Workers on Saturday finished a three-day job of moving a roughly 1-ton mastodon skeleton several feet to a more flattering position at the Ohio Historical Center.

Kim Schuette, a spokeswoman for the Ohio Historical Society, which runs the museum, said visitors will now get a side view of the huge elephantlike beast when they enter. The mastodon’s backside had been greeting museum-goers who came through a lower-level entry. That door later became the main entrance to provide better access for the disabled.

A crew of six to eight people on Thursday began moving the mastodon by removing the front and hind legs from the 10-foot-tall skeleton, which is supported by a steel bracket. The head and tusks followed.

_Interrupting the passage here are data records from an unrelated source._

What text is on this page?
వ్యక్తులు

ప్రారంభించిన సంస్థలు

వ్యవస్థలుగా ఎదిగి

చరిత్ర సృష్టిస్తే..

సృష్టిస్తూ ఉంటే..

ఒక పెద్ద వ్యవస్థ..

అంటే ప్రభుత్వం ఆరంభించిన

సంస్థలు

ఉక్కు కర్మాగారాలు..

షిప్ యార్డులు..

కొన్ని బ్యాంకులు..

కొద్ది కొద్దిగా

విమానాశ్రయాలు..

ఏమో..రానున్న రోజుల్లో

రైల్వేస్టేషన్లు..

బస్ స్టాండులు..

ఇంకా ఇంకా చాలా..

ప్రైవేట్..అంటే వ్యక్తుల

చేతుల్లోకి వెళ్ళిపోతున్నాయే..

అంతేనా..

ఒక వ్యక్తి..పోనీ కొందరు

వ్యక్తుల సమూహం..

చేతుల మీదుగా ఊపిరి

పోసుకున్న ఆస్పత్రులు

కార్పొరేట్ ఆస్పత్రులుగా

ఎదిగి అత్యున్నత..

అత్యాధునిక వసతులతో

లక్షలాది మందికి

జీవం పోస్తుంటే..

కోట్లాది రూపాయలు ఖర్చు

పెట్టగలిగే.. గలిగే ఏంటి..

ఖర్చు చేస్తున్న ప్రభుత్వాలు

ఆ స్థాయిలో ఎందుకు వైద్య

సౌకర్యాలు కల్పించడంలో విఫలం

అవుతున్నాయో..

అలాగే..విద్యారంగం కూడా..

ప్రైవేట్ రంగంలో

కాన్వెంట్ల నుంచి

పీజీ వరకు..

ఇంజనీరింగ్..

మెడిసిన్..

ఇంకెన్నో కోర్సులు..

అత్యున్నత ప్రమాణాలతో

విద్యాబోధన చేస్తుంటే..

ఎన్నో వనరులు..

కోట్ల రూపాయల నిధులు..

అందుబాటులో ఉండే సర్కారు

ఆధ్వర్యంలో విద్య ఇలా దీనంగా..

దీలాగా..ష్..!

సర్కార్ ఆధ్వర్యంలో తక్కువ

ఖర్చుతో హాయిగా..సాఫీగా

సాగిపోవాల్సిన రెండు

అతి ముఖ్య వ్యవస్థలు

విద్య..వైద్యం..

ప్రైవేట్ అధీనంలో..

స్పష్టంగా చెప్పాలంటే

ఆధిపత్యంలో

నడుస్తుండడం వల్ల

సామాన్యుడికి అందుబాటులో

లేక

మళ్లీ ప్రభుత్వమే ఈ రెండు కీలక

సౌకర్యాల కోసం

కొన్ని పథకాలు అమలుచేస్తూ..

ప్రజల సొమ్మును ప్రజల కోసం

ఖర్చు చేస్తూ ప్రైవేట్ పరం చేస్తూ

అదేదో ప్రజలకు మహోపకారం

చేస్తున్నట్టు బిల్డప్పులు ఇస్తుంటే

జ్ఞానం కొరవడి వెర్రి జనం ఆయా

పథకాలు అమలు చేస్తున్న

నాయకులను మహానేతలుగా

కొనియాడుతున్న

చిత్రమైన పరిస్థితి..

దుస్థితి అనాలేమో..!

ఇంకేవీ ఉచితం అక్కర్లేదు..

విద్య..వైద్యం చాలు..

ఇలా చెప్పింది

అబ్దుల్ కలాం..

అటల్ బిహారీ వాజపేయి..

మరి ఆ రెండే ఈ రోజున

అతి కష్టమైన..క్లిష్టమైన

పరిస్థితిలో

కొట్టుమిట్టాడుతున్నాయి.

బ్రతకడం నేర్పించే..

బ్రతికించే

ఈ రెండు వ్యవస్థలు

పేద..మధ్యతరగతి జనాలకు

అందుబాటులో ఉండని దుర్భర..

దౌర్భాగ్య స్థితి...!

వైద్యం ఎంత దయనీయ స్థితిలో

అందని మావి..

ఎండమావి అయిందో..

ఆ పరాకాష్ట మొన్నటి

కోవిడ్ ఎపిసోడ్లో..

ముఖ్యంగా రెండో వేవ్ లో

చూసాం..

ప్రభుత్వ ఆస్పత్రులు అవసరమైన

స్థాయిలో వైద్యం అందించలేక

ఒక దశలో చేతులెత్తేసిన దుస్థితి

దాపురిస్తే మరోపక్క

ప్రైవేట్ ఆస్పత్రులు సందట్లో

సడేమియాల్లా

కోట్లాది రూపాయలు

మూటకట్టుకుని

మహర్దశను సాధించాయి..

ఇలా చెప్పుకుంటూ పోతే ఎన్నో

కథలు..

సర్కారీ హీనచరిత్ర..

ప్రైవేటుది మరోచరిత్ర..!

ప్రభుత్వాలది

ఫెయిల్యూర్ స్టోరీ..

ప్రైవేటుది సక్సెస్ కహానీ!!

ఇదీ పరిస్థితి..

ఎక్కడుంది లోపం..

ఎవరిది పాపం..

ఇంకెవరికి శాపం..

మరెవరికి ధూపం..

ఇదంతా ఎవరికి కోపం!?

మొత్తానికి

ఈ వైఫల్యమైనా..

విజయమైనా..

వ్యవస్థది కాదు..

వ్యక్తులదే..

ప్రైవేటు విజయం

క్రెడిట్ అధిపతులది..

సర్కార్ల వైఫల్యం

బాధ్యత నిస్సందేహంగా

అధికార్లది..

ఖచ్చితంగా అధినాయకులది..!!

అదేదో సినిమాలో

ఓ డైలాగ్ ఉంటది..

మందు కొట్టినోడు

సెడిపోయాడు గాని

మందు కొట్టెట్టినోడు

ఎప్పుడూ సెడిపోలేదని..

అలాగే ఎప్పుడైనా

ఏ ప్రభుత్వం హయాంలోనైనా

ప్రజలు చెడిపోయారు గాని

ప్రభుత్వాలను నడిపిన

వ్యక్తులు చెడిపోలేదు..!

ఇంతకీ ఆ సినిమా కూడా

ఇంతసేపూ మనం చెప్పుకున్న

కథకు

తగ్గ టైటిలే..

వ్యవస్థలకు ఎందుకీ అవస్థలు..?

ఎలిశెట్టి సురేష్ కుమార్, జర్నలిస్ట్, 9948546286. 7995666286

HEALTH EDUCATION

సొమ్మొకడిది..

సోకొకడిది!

The museum’s senior curator of natural history, Bob Glotzhober, said the movers used a piece of equipment similar to a car jack to help hoist and rotate the mastodon’s midsection. Once that’s done, he said, “it’s essentially a very simple process at that point.”

But trying to get a mastodon’s body to look good from all angles? That proved trickier, he said.

“We turned it. Then looked at it. Then turned it again,” Glotzhober said. “That took a little while.”

Once they found a flattering position, the workers started reassembling its parts.

The mastodon is named Conway after Newton S. Conway, who unearthed it on a farm in western Ohio in 1887.

Horse-drawn carriages once carted the skeleton around to county fairs in Ohio. The skeleton eventually was donated to the Ohio State University, which loaned it to the Historical Society in 1970 when the Historical Center opened.

The last time the skeleton was moved was in 1993 for the opening of the center’s natural history exhibit. Glotzhober said workers used eight photographs from that move to help scoot the animal bones. The society now has hundreds of photos from this week’s process.

“It’ll be a much easier job the next time people have to do it,” Glotzhober said. “No one has ever written a book on how to assemble or dissemble a mastodon.”

He said workers tried to leave as many of the bones connected as they could while they moved the artifact because some of the skeleton had been mounted together in 1894.

Glotzhober said the crew had to try multiple times to reattach the legs, which he estimated to be more than 200 pounds each. Other than that, he said, the move went smoothly.

“We never caused any damage,” he said, “but there were times when it wouldn’t have taken much.”